Thanks for the replies, Guys. My trouble is that I don't know if I have palladium in my solution. I dissolved the traces from small ceramic boards suspecting palladium. I need the DMG to confirm it, but not necessarily to recover it. Its a relatively small amount at the moment but a positive result will prompt me to pursue it further. 

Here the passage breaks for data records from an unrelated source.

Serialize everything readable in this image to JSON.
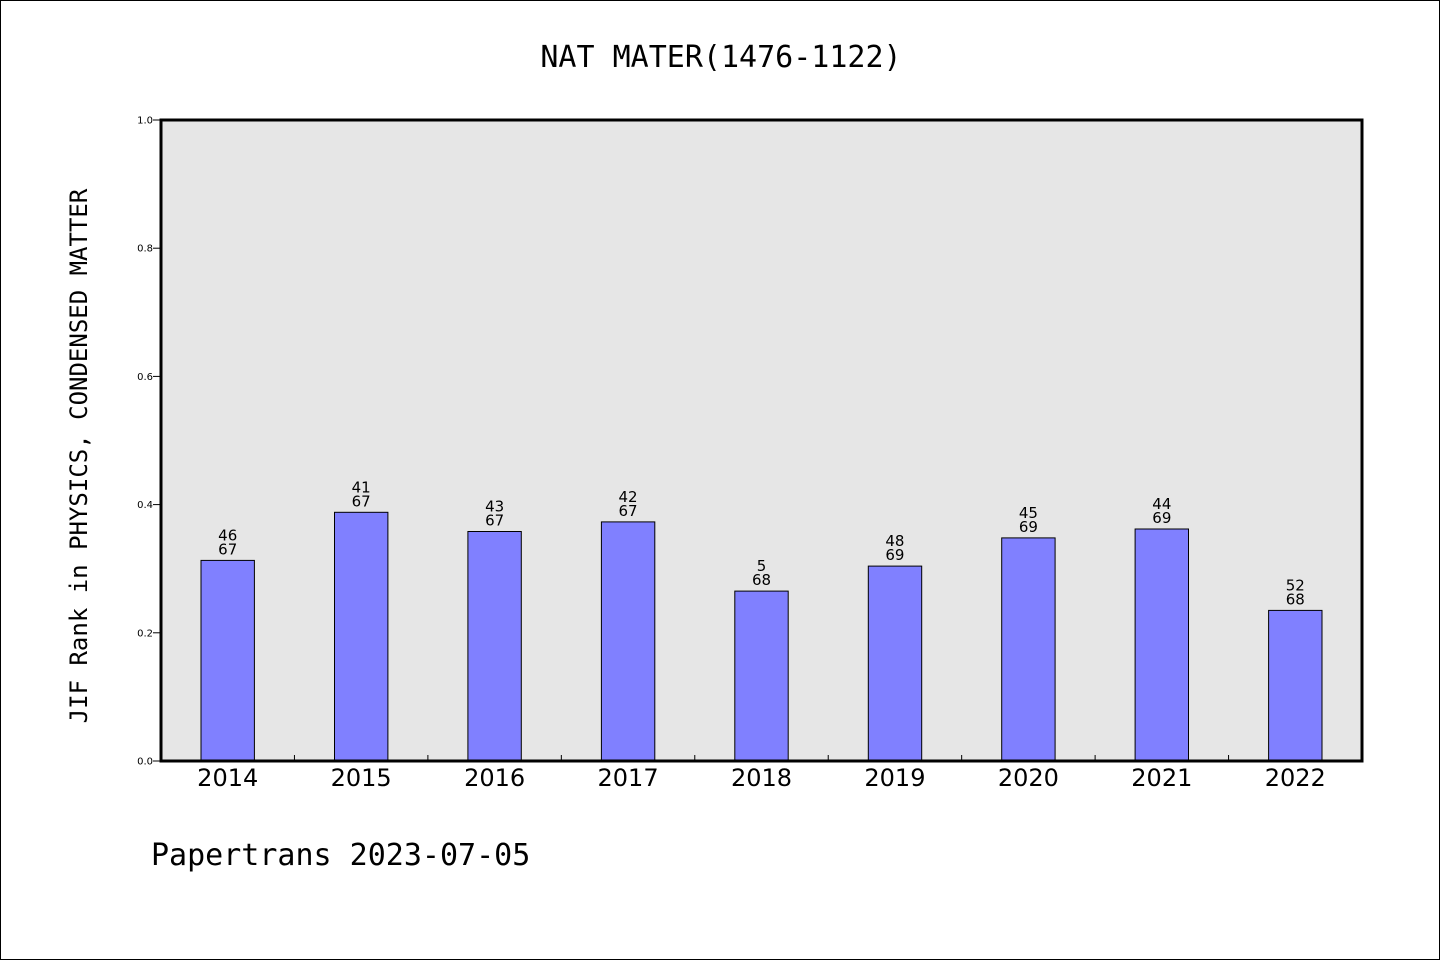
{
  "chart_data": {
    "type": "bar",
    "title": "NAT MATER(1476-1122)",
    "xlabel": "",
    "ylabel": "JIF Rank in PHYSICS, CONDENSED MATTER",
    "ylim": [
      0,
      1.0
    ],
    "yticks": [
      "0.0",
      "0.2",
      "0.4",
      "0.6",
      "0.8",
      "1.0"
    ],
    "categories": [
      "2014",
      "2015",
      "2016",
      "2017",
      "2018",
      "2019",
      "2020",
      "2021",
      "2022"
    ],
    "values": [
      0.313,
      0.388,
      0.358,
      0.373,
      0.265,
      0.304,
      0.348,
      0.362,
      0.235
    ],
    "data_labels": [
      {
        "rank": "46",
        "total": "67"
      },
      {
        "rank": "41",
        "total": "67"
      },
      {
        "rank": "43",
        "total": "67"
      },
      {
        "rank": "42",
        "total": "67"
      },
      {
        "rank": "5",
        "total": "68"
      },
      {
        "rank": "48",
        "total": "69"
      },
      {
        "rank": "45",
        "total": "69"
      },
      {
        "rank": "44",
        "total": "69"
      },
      {
        "rank": "52",
        "total": "68"
      }
    ],
    "grid": false,
    "colors": {
      "bar": "#8080ff",
      "plot_background": "#e6e6e6",
      "axis": "#000000"
    }
  },
  "footer": {
    "text": "Papertrans 2023-07-05"
  }
}
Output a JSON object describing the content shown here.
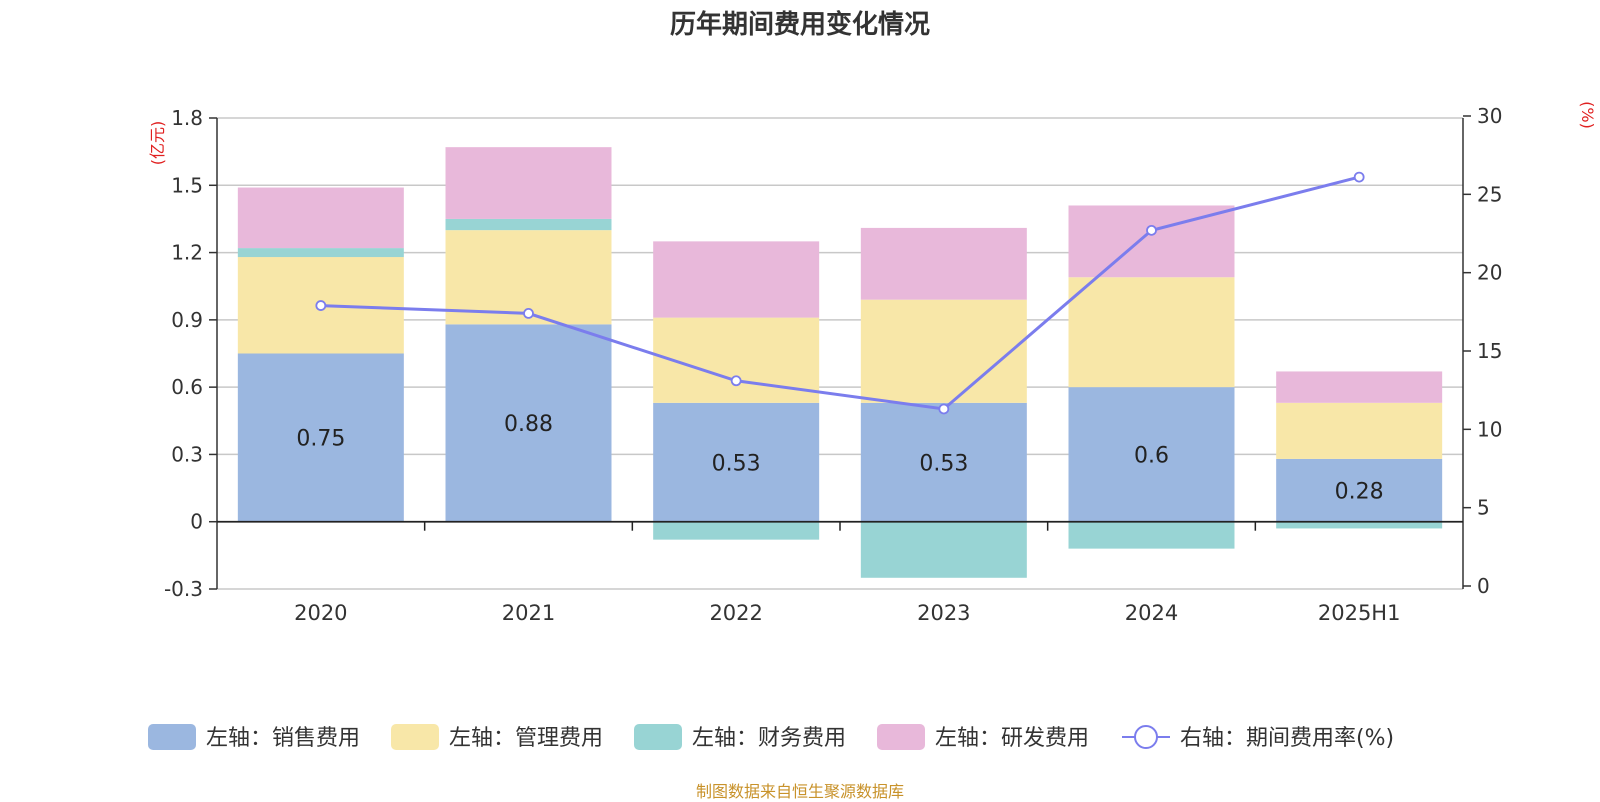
{
  "title": "历年期间费用变化情况",
  "footer": "制图数据来自恒生聚源数据库",
  "left_unit": "(亿元)",
  "right_unit": "(%)",
  "chart_data": {
    "type": "bar",
    "stacked": true,
    "categories": [
      "2020",
      "2021",
      "2022",
      "2023",
      "2024",
      "2025H1"
    ],
    "left_axis": {
      "min": -0.3,
      "max": 1.8,
      "ticks": [
        "-0.3",
        "0",
        "0.3",
        "0.6",
        "0.9",
        "1.2",
        "1.5",
        "1.8"
      ]
    },
    "right_axis": {
      "min": 0,
      "max": 30,
      "ticks": [
        "0",
        "5",
        "10",
        "15",
        "20",
        "25",
        "30"
      ]
    },
    "series": [
      {
        "name": "左轴：销售费用",
        "axis": "left",
        "type": "bar",
        "color": "#9bb7e0",
        "values": [
          0.75,
          0.88,
          0.53,
          0.53,
          0.6,
          0.28
        ],
        "labels": [
          "0.75",
          "0.88",
          "0.53",
          "0.53",
          "0.6",
          "0.28"
        ]
      },
      {
        "name": "左轴：管理费用",
        "axis": "left",
        "type": "bar",
        "color": "#f8e7a8",
        "values": [
          0.43,
          0.42,
          0.38,
          0.46,
          0.49,
          0.25
        ]
      },
      {
        "name": "左轴：财务费用",
        "axis": "left",
        "type": "bar",
        "color": "#98d4d4",
        "values": [
          0.04,
          0.05,
          -0.08,
          -0.25,
          -0.12,
          -0.03
        ]
      },
      {
        "name": "左轴：研发费用",
        "axis": "left",
        "type": "bar",
        "color": "#e8b8da",
        "values": [
          0.27,
          0.32,
          0.34,
          0.32,
          0.32,
          0.14
        ]
      },
      {
        "name": "右轴：期间费用率(%)",
        "axis": "right",
        "type": "line",
        "color": "#7b7ded",
        "values": [
          17.9,
          17.4,
          13.1,
          11.3,
          22.7,
          26.1
        ]
      }
    ],
    "legend_position": "bottom",
    "grid": true
  }
}
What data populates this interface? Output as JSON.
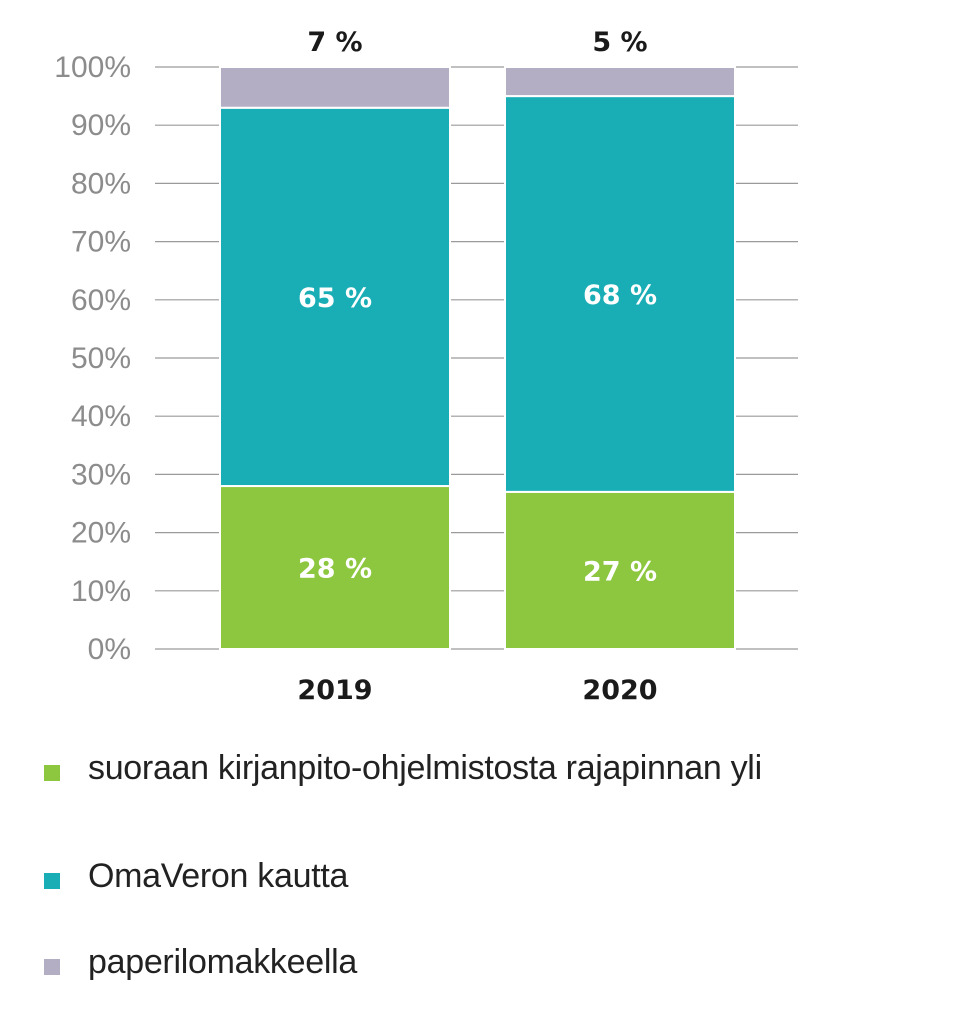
{
  "chart_data": {
    "type": "bar",
    "stacked": true,
    "categories": [
      "2019",
      "2020"
    ],
    "series": [
      {
        "name": "suoraan kirjanpito-ohjelmistosta rajapinnan yli",
        "values": [
          28,
          27
        ],
        "labels": [
          "28 %",
          "27 %"
        ],
        "color": "#8dc63f"
      },
      {
        "name": "OmaVeron kautta",
        "values": [
          65,
          68
        ],
        "labels": [
          "65 %",
          "68 %"
        ],
        "color": "#19aeb5"
      },
      {
        "name": "paperilomakkeella",
        "values": [
          7,
          5
        ],
        "labels": [
          "7 %",
          "5 %"
        ],
        "color": "#b3aec4"
      }
    ],
    "ylim": [
      0,
      100
    ],
    "yticks": [
      "0%",
      "10%",
      "20%",
      "30%",
      "40%",
      "50%",
      "60%",
      "70%",
      "80%",
      "90%",
      "100%"
    ],
    "grid": true,
    "legend_position": "bottom"
  }
}
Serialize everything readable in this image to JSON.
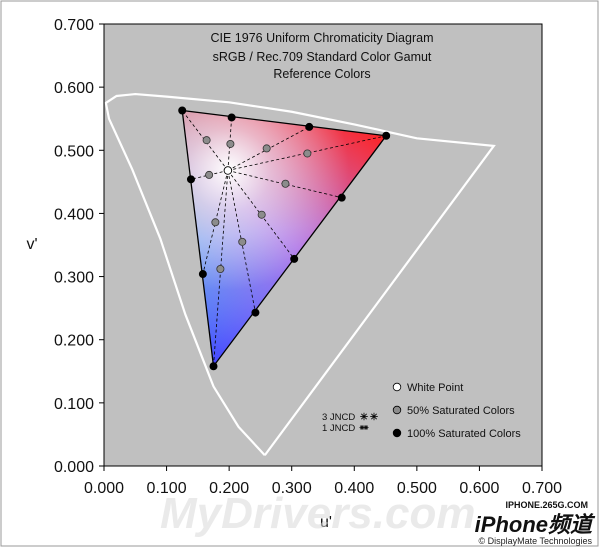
{
  "chart_data": {
    "type": "scatter",
    "title_lines": [
      "CIE 1976 Uniform Chromaticity Diagram",
      "sRGB / Rec.709 Standard Color Gamut",
      "Reference Colors"
    ],
    "xlabel": "u'",
    "ylabel": "v'",
    "xlim": [
      0,
      0.7
    ],
    "ylim": [
      0,
      0.7
    ],
    "x_ticks": [
      0.0,
      0.1,
      0.2,
      0.3,
      0.4,
      0.5,
      0.6,
      0.7
    ],
    "y_ticks": [
      0.0,
      0.1,
      0.2,
      0.3,
      0.4,
      0.5,
      0.6,
      0.7
    ],
    "x_tick_labels": [
      "0.000",
      "0.100",
      "0.200",
      "0.300",
      "0.400",
      "0.500",
      "0.600",
      "0.700"
    ],
    "y_tick_labels": [
      "0.000",
      "0.100",
      "0.200",
      "0.300",
      "0.400",
      "0.500",
      "0.600",
      "0.700"
    ],
    "plot_background": "#c0c0c0",
    "grid": false,
    "spectral_locus": [
      [
        0.257,
        0.017
      ],
      [
        0.215,
        0.062
      ],
      [
        0.175,
        0.126
      ],
      [
        0.13,
        0.24
      ],
      [
        0.09,
        0.36
      ],
      [
        0.045,
        0.47
      ],
      [
        0.008,
        0.55
      ],
      [
        0.003,
        0.575
      ],
      [
        0.02,
        0.586
      ],
      [
        0.05,
        0.589
      ],
      [
        0.1,
        0.585
      ],
      [
        0.2,
        0.576
      ],
      [
        0.3,
        0.561
      ],
      [
        0.4,
        0.541
      ],
      [
        0.5,
        0.519
      ],
      [
        0.623,
        0.507
      ],
      [
        0.257,
        0.017
      ]
    ],
    "gamut_triangle": {
      "red": [
        0.451,
        0.523
      ],
      "green": [
        0.125,
        0.563
      ],
      "blue": [
        0.175,
        0.158
      ]
    },
    "white_point": [
      0.198,
      0.468
    ],
    "saturated_100": [
      [
        0.451,
        0.523
      ],
      [
        0.125,
        0.563
      ],
      [
        0.175,
        0.158
      ],
      [
        0.204,
        0.552
      ],
      [
        0.328,
        0.537
      ],
      [
        0.139,
        0.454
      ],
      [
        0.158,
        0.304
      ],
      [
        0.38,
        0.425
      ],
      [
        0.304,
        0.328
      ],
      [
        0.242,
        0.243
      ]
    ],
    "saturated_50": [
      [
        0.164,
        0.516
      ],
      [
        0.202,
        0.51
      ],
      [
        0.26,
        0.503
      ],
      [
        0.325,
        0.495
      ],
      [
        0.168,
        0.461
      ],
      [
        0.178,
        0.386
      ],
      [
        0.186,
        0.312
      ],
      [
        0.221,
        0.355
      ],
      [
        0.252,
        0.398
      ],
      [
        0.29,
        0.447
      ]
    ],
    "legend": {
      "position": "lower-right",
      "items": [
        {
          "label": "White Point",
          "marker": "open-circle"
        },
        {
          "label": "50% Saturated Colors",
          "marker": "gray-circle"
        },
        {
          "label": "100% Saturated Colors",
          "marker": "black-circle"
        }
      ]
    },
    "jncd": {
      "three": "3 JNCD",
      "one": "1 JNCD",
      "three_radius": 0.0121,
      "one_radius": 0.004
    }
  },
  "watermarks": {
    "main": "MyDrivers.com",
    "iphone": "iPhone频道",
    "site": "IPHONE.265G.COM",
    "credit": "© DisplayMate Technologies"
  },
  "colors": {
    "point_black": "#000000",
    "point_gray": "#8c8c8c",
    "locus": "#ffffff",
    "triangle_edge": "#000000"
  }
}
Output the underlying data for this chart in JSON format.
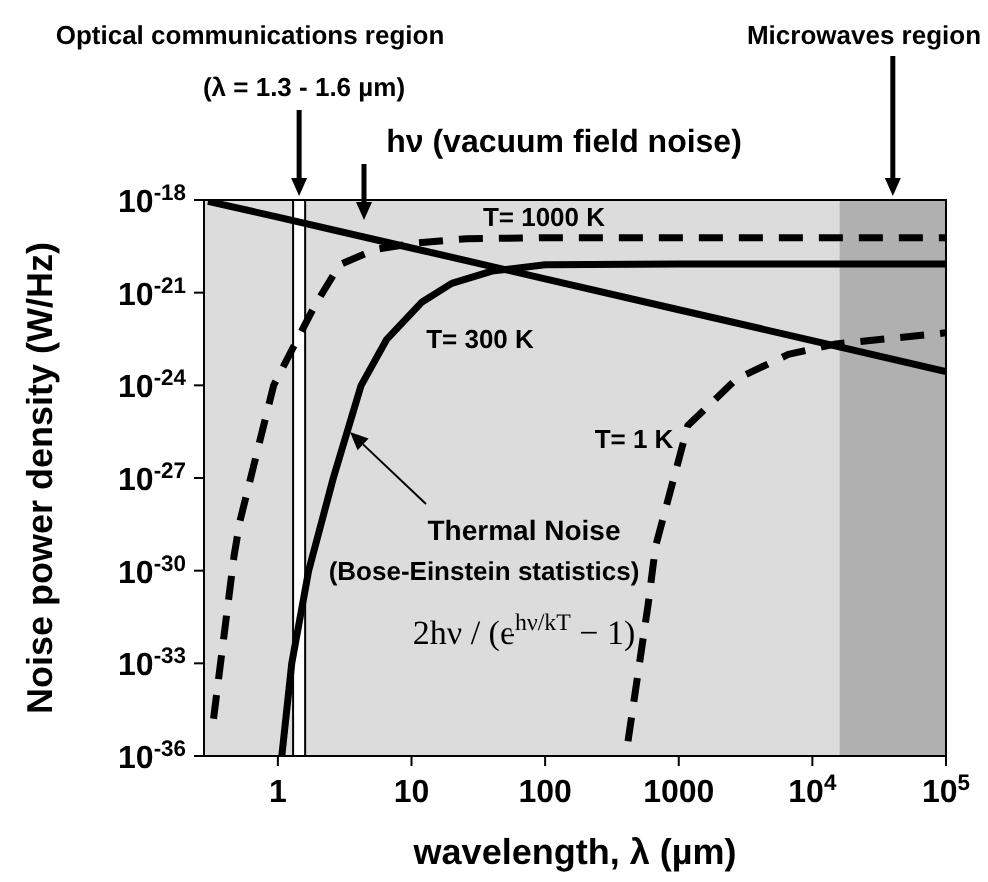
{
  "chart_data": {
    "type": "line",
    "xlabel": "wavelength, λ (µm)",
    "ylabel": "Noise power density (W/Hz)",
    "log": "xy",
    "xlim": [
      0.28,
      100000
    ],
    "ylim": [
      1e-36,
      1e-18
    ],
    "xticks": [
      1,
      10,
      100,
      1000,
      {
        "value": 10000,
        "label": "10$^{4}$"
      },
      {
        "value": 100000,
        "label": "10$^{5}$"
      }
    ],
    "yticks": [
      {
        "value": 1e-36,
        "label": "10$^{-36}$"
      },
      {
        "value": 1e-33,
        "label": "10$^{-33}$"
      },
      {
        "value": 1e-30,
        "label": "10$^{-30}$"
      },
      {
        "value": 1e-27,
        "label": "10$^{-27}$"
      },
      {
        "value": 1e-24,
        "label": "10$^{-24}$"
      },
      {
        "value": 1e-21,
        "label": "10$^{-21}$"
      },
      {
        "value": 1e-18,
        "label": "10$^{-18}$"
      }
    ],
    "series": [
      {
        "name": "hν (vacuum field noise)",
        "color": "#000000",
        "line_style": "solid",
        "x": [
          0.3,
          1,
          10,
          100,
          1000,
          10000,
          100000
        ],
        "values": [
          9e-19,
          2.8e-19,
          2.8e-20,
          2.8e-21,
          2.8e-22,
          2.8e-23,
          2.8e-24
        ]
      },
      {
        "name": "T= 1000 K",
        "color": "#000000",
        "line_style": "dashed",
        "x": [
          0.33,
          0.47,
          0.52,
          0.93,
          1.9,
          2.9,
          5.3,
          10.5,
          26,
          100,
          100000
        ],
        "values": [
          1.6e-35,
          3e-30,
          4e-29,
          1e-24,
          4e-22,
          8e-21,
          2.5e-20,
          4e-20,
          5.6e-20,
          6e-20,
          6e-20
        ]
      },
      {
        "name": "T= 300 K",
        "color": "#000000",
        "line_style": "solid",
        "x": [
          1.07,
          1.27,
          1.7,
          2.6,
          4.2,
          6.5,
          12,
          20,
          40,
          100,
          1000,
          16000,
          100000
        ],
        "values": [
          1e-36,
          1e-33,
          1e-30,
          1e-27,
          1e-24,
          3e-23,
          5e-22,
          2e-21,
          5e-21,
          8e-21,
          8.5e-21,
          8.5e-21,
          8.5e-21
        ]
      },
      {
        "name": "T= 1 K",
        "color": "#000000",
        "line_style": "dashed",
        "x": [
          417,
          590,
          670,
          1170,
          2700,
          6600,
          15000,
          100000
        ],
        "values": [
          3e-36,
          8e-32,
          6e-30,
          5e-26,
          1.6e-24,
          1e-23,
          2.2e-23,
          5e-23
        ]
      }
    ],
    "bands": [
      {
        "axis": "x",
        "from": 1.3,
        "to": 1.6,
        "color": "#ffffff"
      },
      {
        "axis": "x",
        "from": 16000,
        "to": 100000,
        "color": "#8c8c8c"
      }
    ],
    "annotations": [
      "Optical communications region",
      "Microwaves region",
      "(λ = 1.3 - 1.6 µm)",
      "Thermal Noise",
      "(Bose-Einstein statistics)",
      "2hν / (e$^{hν/kT}$ − 1)"
    ]
  }
}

Thanks for the heads up about Ethanol, DMG, and Ag. IF there was any Ag present it would only be a trace and mostly filtered as AgCl and so far my tests have only been on very small samples in a spot plate. Nonetheless the warning is heeded and appreciated. I think I may go ahead and evaporate the ethanol to recover the small amount of DMG to redissolve in water.


----------



## samuel-a (Sep 28, 2013)

You can compare with a standard Pd solution: The questionable DMG solution vs. SnCl2


----------



## etack (Sep 29, 2013)

Duxthe1 said:


> Thanks for the replies, Guys. My trouble is that I don't know if I have palladium in my solution. I dissolved the traces from small ceramic boards suspecting palladium. I need the DMG to confirm it, but not necessarily to recover it. Its a relatively small amount at the moment but a positive result will prompt me to pursue it further.
> 
> Thanks for the heads up about Ethanol, DMG, and Ag. IF there was any Ag present it would only be a trace and mostly filtered as AgCl and so far my tests have only been on very small samples in a spot plate. Nonetheless the warning is heeded and appreciated. I think I may go ahead and evaporate the ethanol to recover the small amount of DMG to redissolve in water.




If you use it to test for Pd in a chloride environment you will not have any Ag in the solution.

so it still has value as a testing solution. 

Eric


----------